In Silico Model of Glioblastoma Tumor Microenvironment to Predict Radiotherapy Outcome
I-Tan Su 1,3*,S G Price 1,2,H Gay 1, E W Izaguirre 1,2,(1) Washington University School of Medicine, Saint Louis, MO, (2) Nuclear Science and Engineering Institute, University of Missouri, Columbia, MO, Now at Wistron Corp. TaiwanTU-C-BRB-9 Tuesday 10:30:00 AM - 12:30:00 PM Room: Ballroom B
Purpose: We developed a tumor model for glioblastomas with the aim to study tumor growth, transition from avascular to vascular, oxygenation effects, cell repair, and to predict glioma control or recurrence when the malignancy is treated with ionizing radiation.
Methods: Anatomical structures imaged using MRI were contoured and compartmentalized to simulate white matter, grey matter, and vasculature structures proximal to a simulated glioblastoma tumor. The gliomas were modeled using micro compartments to represent groups of tumor cells of the same structure and functionality. The model incorporates the interactions between healthy and tumor tissue using a mechanistic approach based on forces and link strengths between cells and the extra cellular matrix. The evolution and response of the cells to biomolecules, nutrients, and oxygen distribution were modeled through discrete transport and diffusion equations. Cell biology was simulated using parameters that represent nutrient consumption, cell cycle, cell history, and cell oxygenation. The delivered dose was modeled using a probabilistic approach to compute the likelihood of DNA damage and repair.

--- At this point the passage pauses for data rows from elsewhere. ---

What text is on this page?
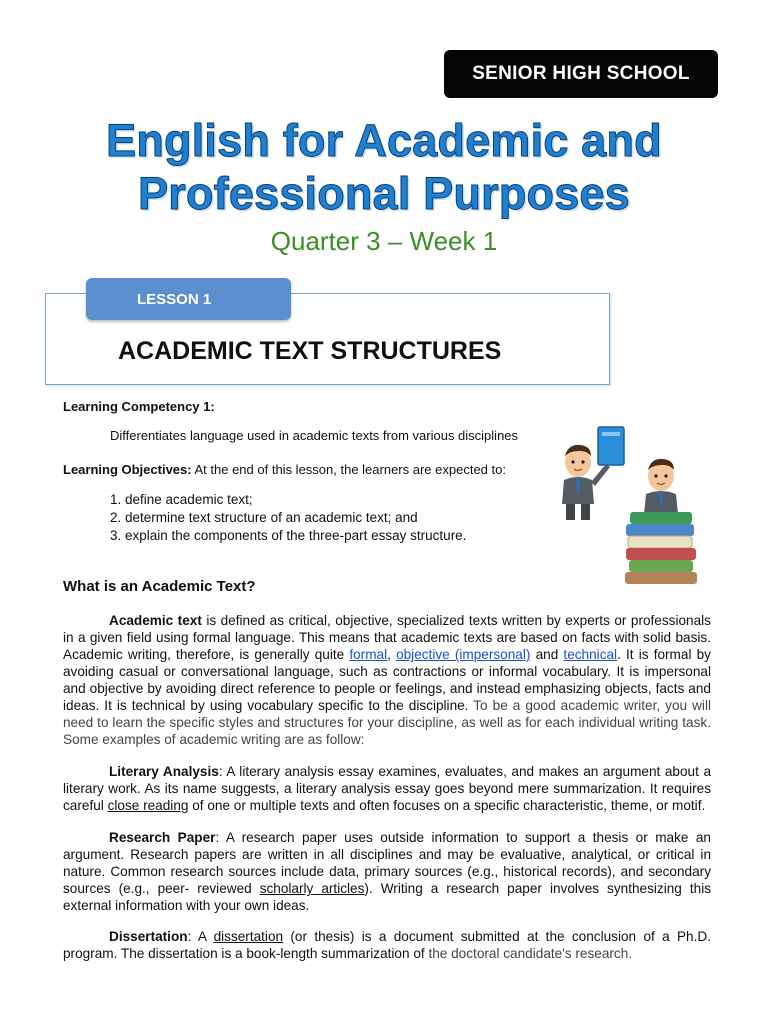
SENIOR HIGH SCHOOL
English for Academic and
Professional Purposes
Quarter 3 – Week 1
LESSON 1
ACADEMIC TEXT STRUCTURES
Learning Competency 1:
Differentiates language used in academic texts from various disciplines
Learning Objectives: At the end of this lesson, the learners are expected to:
1. define academic text;
2. determine text structure of an academic text; and
3. explain the components of the three-part essay structure.
What is an Academic Text?
Academic text is defined as critical, objective, specialized texts written by experts or professionals in a given field using formal language. This means that academic texts are based on facts with solid basis. Academic writing, therefore, is generally quite formal, objective (impersonal) and technical. It is formal by avoiding casual or conversational language, such as contractions or informal vocabulary. It is impersonal and objective by avoiding direct reference to people or feelings, and instead emphasizing objects, facts and ideas. It is technical by using vocabulary specific to the discipline. To be a good academic writer, you will need to learn the specific styles and structures for your discipline, as well as for each individual writing task. Some examples of academic writing are as follow:
Literary Analysis: A literary analysis essay examines, evaluates, and makes an argument about a literary work. As its name suggests, a literary analysis essay goes beyond mere summarization. It requires careful close reading of one or multiple texts and often focuses on a specific characteristic, theme, or motif.
Research Paper: A research paper uses outside information to support a thesis or make an argument. Research papers are written in all disciplines and may be evaluative, analytical, or critical in nature. Common research sources include data, primary sources (e.g., historical records), and secondary sources (e.g., peer- reviewed scholarly articles). Writing a research paper involves synthesizing this external information with your own ideas.
Dissertation: A dissertation (or thesis) is a document submitted at the conclusion of a Ph.D. program. The dissertation is a book-length summarization of the doctoral candidate's research.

Results: We successfully simulated tumor growth, invasion, and disruption of the local anatomy and tumor control or recurrence under ionizing radiation stress. We modeled tumor radiotherapy under hypoxic and oxic conditions. Results of these numerical experiments show qualitative agreement with observed tumor evolution and response to ionizing radiation treatment. Transition from an avascular to a vascular tumor and recruitment of blood vessels was also successfully modeled. Spatial resolution of compartments is higher than current imaging devices, making our model a valuable tool to link simulations with anatomical and functional imaging.
Conclusions: We developed a micro compartmental model of glioblastoma tumors to evaluate the role of the local anatomy and the microenvironment oxygenation when the malignancy is treated with ionizing radiation. The model can be used to predict glioblastoma growth and response to radiotherapy.